ERE 691. Air Pollution Engineering (3)
Three hours of lecture and discussion per week. Study of the chemical, physical and meteorological principles of air pollution and its control. Local and global effects of air pollution. The atmospheric survey. Examination of the operating principles and design parameters of the various air pollution control systems. Air quality and emission standards. Fall
Prerequisites: Physics and CHE 356 or permission of instructor. Note: Credit will not be granted for both ERE 441 and ERE 691.

ERE 760. Analytical Photogrammetry I (3)
Two hours of lecture and three hours of laboratory per week. Mathematical theory of photogrammetry including space resection, orientation, intersection and aerial triangulation. Spring.
Prerequisites: FEG 363, APM 360 and FEG 464.

ERE 770. Biodegradation of Wood (3)
Two hours of lecture and one hour of demonstration/discussion per week. Biology of lignocolous fungi and their effects on wood properties. Anatomical, chemical and biotechnological aspects of the three major types of wood decay. Spring.
Prerequisite: Permission of instructor.

ERE 785. Scanning Electron Microscopy (5)
Two hours of lecture/demonstration/laboratory per week. Ten hours of indepen-dent laboratory experience per week. The theory and operation of the scanning electron microscope including specimen preparation, photo-graphic technique and interpretation of micrographs. Fall and Spring. Prerequisite: Permission of instructor.

ERE 796. Advanced Topics (1-3)
Lectures, conferences, discussions and laboratory. Advanced topics
in forest engineering, paper science and engineering, and wood products engineering. Fall and/or Spring.
Prerequisite: Permission of instructor.

ERE 797. Seminar (1-3)
1.) Forest engineering topics. 2.) Paper science and engineering topics. 3.) Wood products engineering topics. Fall and Spring.

ERE 798. Research in Environmental and Resource Engineering (Credit hours to be arranged)
1.) Independent research topics in forest engineering.
2.) Independent research topics in paper science and engineering. 3.) Independent research topics in wood products engineering.

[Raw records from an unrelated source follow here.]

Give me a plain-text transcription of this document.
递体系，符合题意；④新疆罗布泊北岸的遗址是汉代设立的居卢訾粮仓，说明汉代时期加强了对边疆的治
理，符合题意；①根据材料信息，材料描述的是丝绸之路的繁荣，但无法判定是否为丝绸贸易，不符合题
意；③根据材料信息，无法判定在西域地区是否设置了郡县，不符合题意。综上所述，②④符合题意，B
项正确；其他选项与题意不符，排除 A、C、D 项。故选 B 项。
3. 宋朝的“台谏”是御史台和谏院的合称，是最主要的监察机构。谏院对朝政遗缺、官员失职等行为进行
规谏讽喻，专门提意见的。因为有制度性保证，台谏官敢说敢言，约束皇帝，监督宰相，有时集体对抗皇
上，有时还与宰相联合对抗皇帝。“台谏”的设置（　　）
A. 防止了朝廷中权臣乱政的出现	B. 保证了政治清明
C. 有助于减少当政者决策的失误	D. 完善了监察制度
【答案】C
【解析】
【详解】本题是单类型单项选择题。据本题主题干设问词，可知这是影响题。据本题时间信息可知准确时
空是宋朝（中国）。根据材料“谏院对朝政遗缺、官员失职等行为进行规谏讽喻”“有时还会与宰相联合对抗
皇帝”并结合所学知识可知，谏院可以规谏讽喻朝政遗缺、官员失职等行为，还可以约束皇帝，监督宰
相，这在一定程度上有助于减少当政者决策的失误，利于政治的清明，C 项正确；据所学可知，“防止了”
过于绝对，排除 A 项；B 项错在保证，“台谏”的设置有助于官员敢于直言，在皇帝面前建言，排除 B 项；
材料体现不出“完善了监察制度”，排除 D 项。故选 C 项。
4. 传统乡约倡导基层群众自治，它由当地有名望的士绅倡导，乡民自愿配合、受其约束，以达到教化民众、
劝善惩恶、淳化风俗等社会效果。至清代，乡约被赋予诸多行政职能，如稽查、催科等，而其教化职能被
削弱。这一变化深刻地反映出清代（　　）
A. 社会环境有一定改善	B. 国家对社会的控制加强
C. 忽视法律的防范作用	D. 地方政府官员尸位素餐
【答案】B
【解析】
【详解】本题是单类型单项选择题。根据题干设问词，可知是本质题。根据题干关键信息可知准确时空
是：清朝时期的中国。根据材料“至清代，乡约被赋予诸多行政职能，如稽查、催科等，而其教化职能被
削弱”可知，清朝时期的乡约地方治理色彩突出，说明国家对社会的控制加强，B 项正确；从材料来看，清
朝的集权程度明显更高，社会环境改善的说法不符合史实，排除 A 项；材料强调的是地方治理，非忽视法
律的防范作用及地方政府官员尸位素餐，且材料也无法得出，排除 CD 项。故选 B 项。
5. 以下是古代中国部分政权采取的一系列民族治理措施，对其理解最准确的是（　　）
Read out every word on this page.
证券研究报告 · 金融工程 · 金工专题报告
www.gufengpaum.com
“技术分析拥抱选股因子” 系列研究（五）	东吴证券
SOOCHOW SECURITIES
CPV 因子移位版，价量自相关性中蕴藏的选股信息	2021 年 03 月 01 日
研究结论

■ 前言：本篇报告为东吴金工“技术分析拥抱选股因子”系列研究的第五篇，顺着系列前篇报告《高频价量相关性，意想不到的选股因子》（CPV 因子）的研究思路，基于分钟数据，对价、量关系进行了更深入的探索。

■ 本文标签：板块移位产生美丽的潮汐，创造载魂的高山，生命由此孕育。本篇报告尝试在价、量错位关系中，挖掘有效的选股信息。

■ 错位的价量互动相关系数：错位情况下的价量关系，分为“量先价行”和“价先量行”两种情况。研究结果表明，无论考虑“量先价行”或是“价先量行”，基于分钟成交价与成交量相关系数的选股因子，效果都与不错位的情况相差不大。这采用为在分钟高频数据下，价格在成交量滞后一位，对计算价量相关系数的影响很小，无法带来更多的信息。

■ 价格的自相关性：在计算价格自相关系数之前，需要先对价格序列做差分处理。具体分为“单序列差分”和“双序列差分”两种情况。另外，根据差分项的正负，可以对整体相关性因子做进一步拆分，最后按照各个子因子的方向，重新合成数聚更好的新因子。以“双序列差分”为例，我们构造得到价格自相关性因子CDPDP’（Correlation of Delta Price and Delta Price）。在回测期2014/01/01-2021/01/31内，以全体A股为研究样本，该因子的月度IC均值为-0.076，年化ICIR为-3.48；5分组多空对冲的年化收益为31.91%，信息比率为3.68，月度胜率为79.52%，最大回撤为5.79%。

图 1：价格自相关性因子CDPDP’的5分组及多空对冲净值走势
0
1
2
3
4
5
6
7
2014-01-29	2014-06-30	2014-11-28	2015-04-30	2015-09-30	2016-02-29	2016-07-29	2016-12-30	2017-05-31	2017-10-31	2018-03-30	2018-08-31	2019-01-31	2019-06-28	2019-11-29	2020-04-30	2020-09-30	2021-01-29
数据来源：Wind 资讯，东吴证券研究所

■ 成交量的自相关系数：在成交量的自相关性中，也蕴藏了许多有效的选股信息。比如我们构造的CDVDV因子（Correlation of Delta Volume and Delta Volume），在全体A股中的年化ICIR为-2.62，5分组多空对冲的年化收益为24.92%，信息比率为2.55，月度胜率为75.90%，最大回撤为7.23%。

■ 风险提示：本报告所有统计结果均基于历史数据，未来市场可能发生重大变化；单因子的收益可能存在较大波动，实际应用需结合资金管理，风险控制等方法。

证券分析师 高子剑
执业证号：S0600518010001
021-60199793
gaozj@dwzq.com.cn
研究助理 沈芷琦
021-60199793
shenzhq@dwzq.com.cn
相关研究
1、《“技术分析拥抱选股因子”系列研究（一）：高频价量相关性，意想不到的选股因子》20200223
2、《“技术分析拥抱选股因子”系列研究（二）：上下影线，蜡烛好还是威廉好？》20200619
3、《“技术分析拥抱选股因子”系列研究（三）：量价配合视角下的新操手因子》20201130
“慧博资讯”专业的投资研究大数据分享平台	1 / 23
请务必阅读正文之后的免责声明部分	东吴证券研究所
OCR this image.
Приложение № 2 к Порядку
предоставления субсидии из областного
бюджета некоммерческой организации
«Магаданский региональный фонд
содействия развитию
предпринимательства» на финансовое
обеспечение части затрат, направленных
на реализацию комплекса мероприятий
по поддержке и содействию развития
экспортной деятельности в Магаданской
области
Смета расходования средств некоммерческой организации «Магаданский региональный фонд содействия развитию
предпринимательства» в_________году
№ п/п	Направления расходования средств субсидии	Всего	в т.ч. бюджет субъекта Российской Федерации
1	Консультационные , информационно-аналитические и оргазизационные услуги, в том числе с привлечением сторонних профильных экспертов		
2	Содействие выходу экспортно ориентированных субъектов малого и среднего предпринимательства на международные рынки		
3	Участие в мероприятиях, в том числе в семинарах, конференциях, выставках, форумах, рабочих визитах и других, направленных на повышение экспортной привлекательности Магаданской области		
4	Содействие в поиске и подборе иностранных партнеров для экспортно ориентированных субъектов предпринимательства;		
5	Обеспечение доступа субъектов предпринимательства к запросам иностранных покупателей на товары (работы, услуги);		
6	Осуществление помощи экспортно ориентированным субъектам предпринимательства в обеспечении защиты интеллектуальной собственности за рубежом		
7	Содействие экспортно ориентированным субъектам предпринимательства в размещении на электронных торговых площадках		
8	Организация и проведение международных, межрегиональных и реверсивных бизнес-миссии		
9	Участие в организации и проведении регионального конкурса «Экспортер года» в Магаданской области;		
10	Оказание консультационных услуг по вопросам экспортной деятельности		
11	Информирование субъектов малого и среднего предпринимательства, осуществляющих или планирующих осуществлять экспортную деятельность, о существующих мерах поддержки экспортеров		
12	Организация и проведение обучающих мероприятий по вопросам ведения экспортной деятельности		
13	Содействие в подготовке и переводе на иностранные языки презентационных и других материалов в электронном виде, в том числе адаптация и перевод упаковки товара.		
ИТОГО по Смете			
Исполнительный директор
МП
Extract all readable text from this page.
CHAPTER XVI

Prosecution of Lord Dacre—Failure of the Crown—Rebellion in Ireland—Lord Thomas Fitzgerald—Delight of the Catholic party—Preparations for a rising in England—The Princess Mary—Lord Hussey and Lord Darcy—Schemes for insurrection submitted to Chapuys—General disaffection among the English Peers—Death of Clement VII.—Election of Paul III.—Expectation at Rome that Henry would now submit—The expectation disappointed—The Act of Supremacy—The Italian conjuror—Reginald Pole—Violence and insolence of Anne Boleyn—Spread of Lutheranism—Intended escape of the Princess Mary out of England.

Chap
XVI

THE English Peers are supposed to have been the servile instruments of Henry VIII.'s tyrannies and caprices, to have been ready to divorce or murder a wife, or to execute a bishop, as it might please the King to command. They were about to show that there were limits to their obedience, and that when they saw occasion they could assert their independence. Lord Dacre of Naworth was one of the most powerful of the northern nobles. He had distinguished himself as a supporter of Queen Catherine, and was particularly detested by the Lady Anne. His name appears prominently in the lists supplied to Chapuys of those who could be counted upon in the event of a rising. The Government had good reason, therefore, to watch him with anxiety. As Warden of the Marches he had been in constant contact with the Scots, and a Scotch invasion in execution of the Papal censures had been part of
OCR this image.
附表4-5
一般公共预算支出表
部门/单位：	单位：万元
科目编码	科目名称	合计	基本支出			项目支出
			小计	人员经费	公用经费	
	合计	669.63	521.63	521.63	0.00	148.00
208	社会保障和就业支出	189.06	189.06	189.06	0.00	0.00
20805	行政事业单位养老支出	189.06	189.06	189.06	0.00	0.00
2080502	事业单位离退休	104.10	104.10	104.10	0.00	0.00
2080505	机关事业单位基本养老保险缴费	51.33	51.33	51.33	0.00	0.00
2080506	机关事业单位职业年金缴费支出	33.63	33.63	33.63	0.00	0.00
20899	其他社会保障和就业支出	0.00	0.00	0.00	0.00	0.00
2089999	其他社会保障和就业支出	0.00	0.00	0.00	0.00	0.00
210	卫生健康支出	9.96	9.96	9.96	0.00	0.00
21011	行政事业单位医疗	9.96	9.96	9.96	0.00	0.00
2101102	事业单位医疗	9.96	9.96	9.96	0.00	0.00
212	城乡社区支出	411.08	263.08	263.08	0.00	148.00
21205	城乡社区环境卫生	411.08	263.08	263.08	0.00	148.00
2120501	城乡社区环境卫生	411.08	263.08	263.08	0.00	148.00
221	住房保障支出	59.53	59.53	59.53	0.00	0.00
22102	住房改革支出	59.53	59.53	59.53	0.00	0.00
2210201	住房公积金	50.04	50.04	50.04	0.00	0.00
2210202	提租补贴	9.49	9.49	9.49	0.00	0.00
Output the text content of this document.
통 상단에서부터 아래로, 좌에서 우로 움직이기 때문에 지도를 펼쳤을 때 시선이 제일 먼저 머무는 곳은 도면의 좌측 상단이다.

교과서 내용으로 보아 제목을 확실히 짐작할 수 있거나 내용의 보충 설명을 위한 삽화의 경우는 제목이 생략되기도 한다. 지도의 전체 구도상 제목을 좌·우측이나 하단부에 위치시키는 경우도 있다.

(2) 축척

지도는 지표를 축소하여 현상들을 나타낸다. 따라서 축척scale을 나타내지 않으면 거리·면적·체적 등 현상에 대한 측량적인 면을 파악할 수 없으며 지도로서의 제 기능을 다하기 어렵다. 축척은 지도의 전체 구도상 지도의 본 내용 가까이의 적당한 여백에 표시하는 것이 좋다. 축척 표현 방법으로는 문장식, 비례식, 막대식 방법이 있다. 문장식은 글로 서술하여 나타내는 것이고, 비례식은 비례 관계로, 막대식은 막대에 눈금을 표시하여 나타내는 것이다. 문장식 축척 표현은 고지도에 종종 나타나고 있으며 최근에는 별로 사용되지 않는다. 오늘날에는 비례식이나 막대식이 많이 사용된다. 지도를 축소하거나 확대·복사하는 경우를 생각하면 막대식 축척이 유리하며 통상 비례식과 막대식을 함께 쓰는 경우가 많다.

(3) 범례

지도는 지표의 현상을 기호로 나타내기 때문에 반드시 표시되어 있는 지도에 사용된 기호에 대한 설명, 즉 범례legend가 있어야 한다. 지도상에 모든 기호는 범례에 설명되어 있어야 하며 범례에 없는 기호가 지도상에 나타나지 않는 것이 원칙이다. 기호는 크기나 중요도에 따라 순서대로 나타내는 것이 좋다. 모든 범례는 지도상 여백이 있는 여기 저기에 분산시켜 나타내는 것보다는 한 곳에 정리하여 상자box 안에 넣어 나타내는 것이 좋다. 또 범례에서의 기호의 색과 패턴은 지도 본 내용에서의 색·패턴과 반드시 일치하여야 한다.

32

Fall, Spring and Summer.

ERE 898. Professional Experience/Synthesis (1-6)
A supervised, documented professional work experience in the Master of Professional Studies degree program. Fall, Spring or Summer.
Prerequisite: Approval of proposed study plan by advisor, Faculty, and any sponsoring organization.

ERE 899. Master’s Thesis Research (Credit hours to be arranged)
Research and independent study for the master’s degree and thesis. Fall, Spring and Summer.

ERE 999. Doctoral Thesis Research (Credit hours to be arranged)
Research and independent study for the doctoral degree and dissertation. Fall, Spring and Summer.